Levend in de wereld der natuur, maakt hij deel uit van een algemeen kausaliteits-verband. Dit wil niet zeggen dat de natuurwereld zonder overblijfsel uit een kausaal gezichtspunt verklaard kan worden; maar het beteekent dat in de natuurwereld nergens dit gezichtspunt kan worden uitgesloten, en dat het geschieden in de natuur voorzoover mogelijk in een oorzakelijk verband moet worden begrepen. Zoodra niet kausaliteit maar doelmatigheid in de natuurwereld wordt vastgesteld, en zoodra de natuurwerkelijkheid tot mathematika wordt herleid, zien wij iets anders dan de natuur-zelf in haar doorlichten en herkennen wij in haar als achtergrond de wereld der idee.

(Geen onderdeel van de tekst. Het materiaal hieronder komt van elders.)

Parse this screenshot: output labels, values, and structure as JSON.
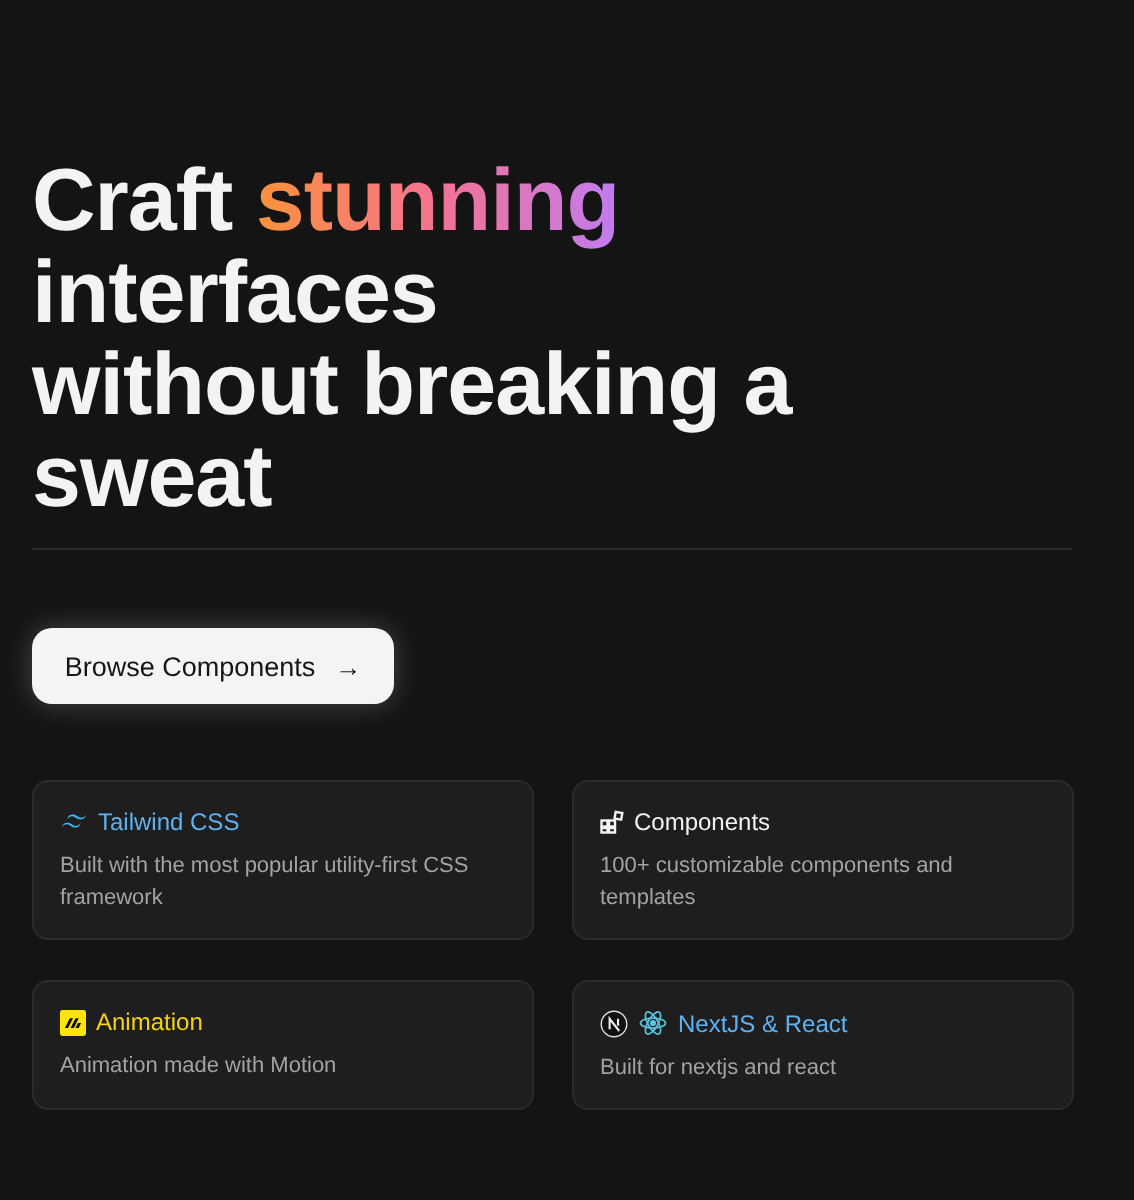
{
  "headline": {
    "lines": [
      {
        "before": "Craft ",
        "highlight": "stunning"
      },
      {
        "before": "interfaces"
      },
      {
        "before": "without breaking a"
      },
      {
        "before": "sweat"
      }
    ]
  },
  "cta": {
    "label": "Browse Components",
    "arrow": "→"
  },
  "features": [
    {
      "kind": "tailwind",
      "title": "Tailwind CSS",
      "color": "#5fb2f2",
      "description": "Built with the most popular utility-first CSS framework"
    },
    {
      "kind": "blocks",
      "title": "Components",
      "color": "#f2f2f2",
      "description": "100+ customizable components and templates"
    },
    {
      "kind": "motion",
      "title": "Animation",
      "color": "#f5d20a",
      "description": "Animation made with Motion"
    },
    {
      "kind": "next-react",
      "title": "NextJS & React",
      "color": "#5fb2f2",
      "description": "Built for nextjs and react"
    }
  ]
}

Nu dan: de mensch, voorzoover hij leeft in de wereld der natuur, bevindt zich als produkt, produkt van natuurlijke werkingen, en deze bevinding kan zoozeer hem overstelpen, dat hij zich met schrik afvraagt of in hem nog wel voor iets anders plaats overblijft, dan voor dit deel-der-natuur zijn? Is hij niet een produkt der erfelijkheid, drager van een inborst, waartoe voorgeslachten het materiaal geleverd hebben? Daarenboven produkt van omstandigheden, want zou hij zijn die hij is, indien hij in andere omgeving en in andere levenskondities ware geboren, opgegroeid en tot mensch geworden? Produkt van een lichamelijken en ziellijken aanleg, daar hijzelf dezen niet heeft uitgekozen, maar aanvaard heeft wat hem door het lot is meegegeven? Hebben niet historische machten, die niemand kan becijferen, maar waaraan iedereen gelooft, meegewerkt om zijn persoon te formeeren? en is hij ten slotte niet het produkt van levensverwikkelingen, die hijzelf niet heeft geschapen? Met welk recht maakt hij aanspraak op den titel van vrijen geest?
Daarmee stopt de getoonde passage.